Michael A. Pereira is a distinguished executive and regulatory strategist with more than 30 years of experience in the medical device, pharmaceutical, and biologics industries. His expertise lies at the intersection of quality management, regulatory compliance, operational planning, and business integration, making him a trusted advisor and leader for companies seeking to align complex quality systems with business objectives and regulatory demands.

With a career spanning startups to Fortune 50 companies, Michael has built, led, and remediated global Quality Management Systems (QMS) in accordance with FDA, EMA, ISO 13485, EU MDR 2017/745, and other international standards. His work has involved everything from consent decree remediation and 510(k) and PMA submissions to combination product development and multinational regulatory filings across Japan, Brazil, Canada, Mexico, and the EU. He is also highly skilled in the development and implementation of strategies for software validation, design controls, risk management, and human factors engineering, with particular expertise in SaMD and AI/ML technologies.

Michael’s technical acumen is complemented by a solid foundation in operational and financial management. He holds a master’s degree in Operational Planning and Management from the University of Pennsylvania—an interdisciplinary program shaped by Penn Engineering, the Wharton School, and the Carey School of Law. This combination of technical and business education enables him to translate complex regulatory and quality requirements into language and strategies that resonate across executive, engineering, and operational teams. He has become known for his unique ability to bridge silos within organizations, fostering collaboration between departments and aligning compliance efforts with core business objectives.
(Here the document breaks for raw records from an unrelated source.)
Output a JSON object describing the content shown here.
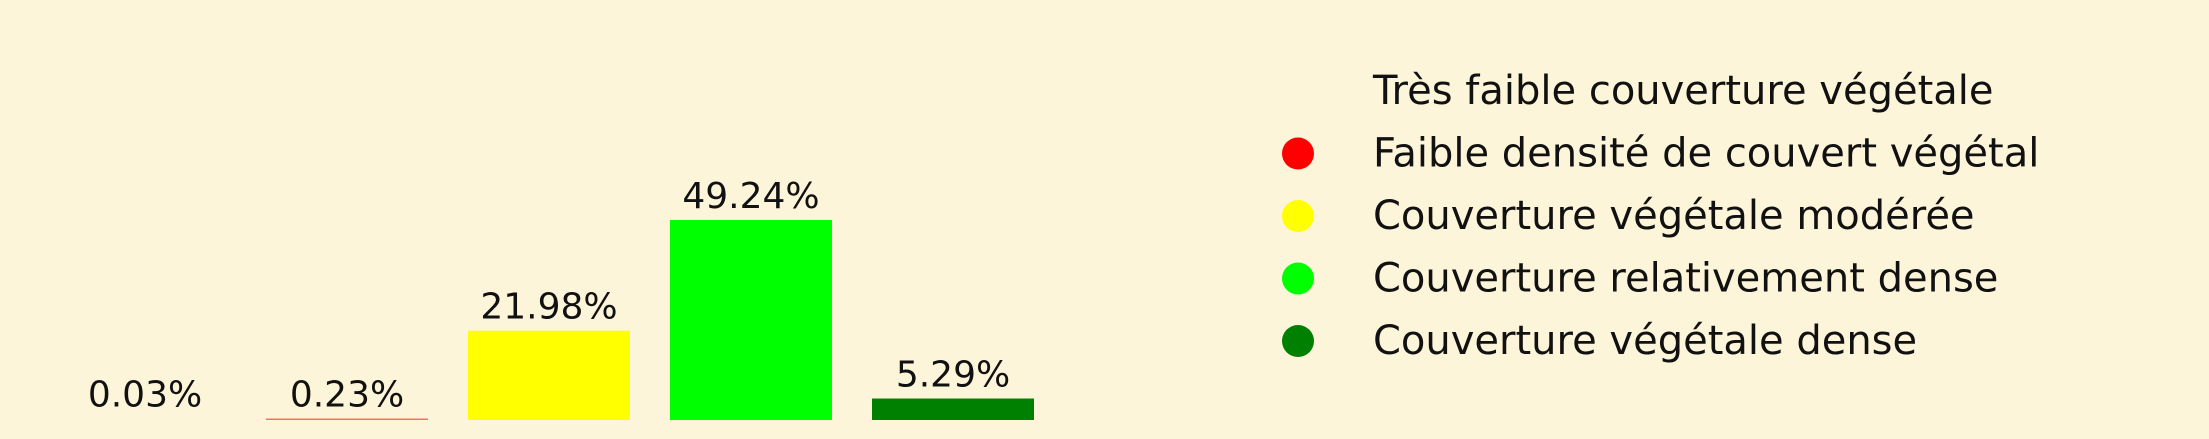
{
  "chart_data": {
    "type": "bar",
    "categories": [
      "Très faible couverture végétale",
      "Faible densité de couvert végétal",
      "Couverture végétale modérée",
      "Couverture relativement dense",
      "Couverture végétale dense"
    ],
    "values": [
      0.03,
      0.23,
      21.98,
      49.24,
      5.29
    ],
    "value_labels": [
      "0.03%",
      "0.23%",
      "21.98%",
      "49.24%",
      "5.29%"
    ],
    "colors": [
      "#fdf5d9",
      "#ff0000",
      "#ffff00",
      "#00ff00",
      "#008000"
    ],
    "legend": {
      "position": "right",
      "entries": [
        "Très faible couverture végétale",
        "Faible densité de couvert végétal",
        "Couverture végétale modérée",
        "Couverture relativement dense",
        "Couverture végétale dense"
      ]
    },
    "title": "",
    "xlabel": "",
    "ylabel": "",
    "ylim": [
      0,
      49.24
    ],
    "grid": false
  }
}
Over the course of his consulting career, Michael has been tapped to lead major projects for some of the most recognizable names in the healthcare and life sciences sectors. He has served as the quality and regulatory lead in divestitures, supported FDA inspections, developed global quality policies, and helped emerging companies establish their first QMS from the ground up. He frequently delivers presentations internally and externally on regulatory topics, though most of his work remains proprietary and confidential due to the sensitive nature of his engagements.

Michael has also served on several boards and advisory roles, including the NIH Advisory Board at the University of Idaho, and previously sat on the board of a construction management company. From 1990 to 1999, he served as founder and board member of his own enterprise, gaining first-hand experience in entrepreneurship and corporate governance. These roles, combined with his deep regulatory knowledge, make him an ideal candidate for board service in organizations seeking seasoned guidance on compliance strategy, risk mitigation, and quality oversight.

Now actively seeking board opportunities, Michael views board service as the natural next step in his career following decades of consulting and executive leadership. He is driven by a belief that quality and regulatory transparency must be embedded within the business model—not treated as parallel tracks. With his combination of technical rigor, business insight, and global perspective, Michael brings a rare blend of capabilities that can help organizations navigate complex regulatory landscapes while staying focused on innovation and growth.

His professional philosophy is best captured by his personal mantra:
“Quality is when the customer returns and the product does not.”

Michael is based in Salem, New Hampshire, and remains actively engaged in supporting companies operating at the front lines of healthcare innovation.

Character: Michael Pereira is a principled leader who operates with integrity, accountability, and a steadfast commitment to regulatory excellence.

Knowledge: With over 30 years of experience, Michael possesses deep expertise in FDA compliance, global regulatory strategy, and quality systems for drug, device, and biologic products.

Strategic: He consistently aligns quality and regulatory functions with broader business goals, offering strategic insight that drives both compliance and competitive advantage.

Communication: Michael excels at translating complex technical and regulatory language into actionable business terms, fostering collaboration across cross-functional teams and executive leadership.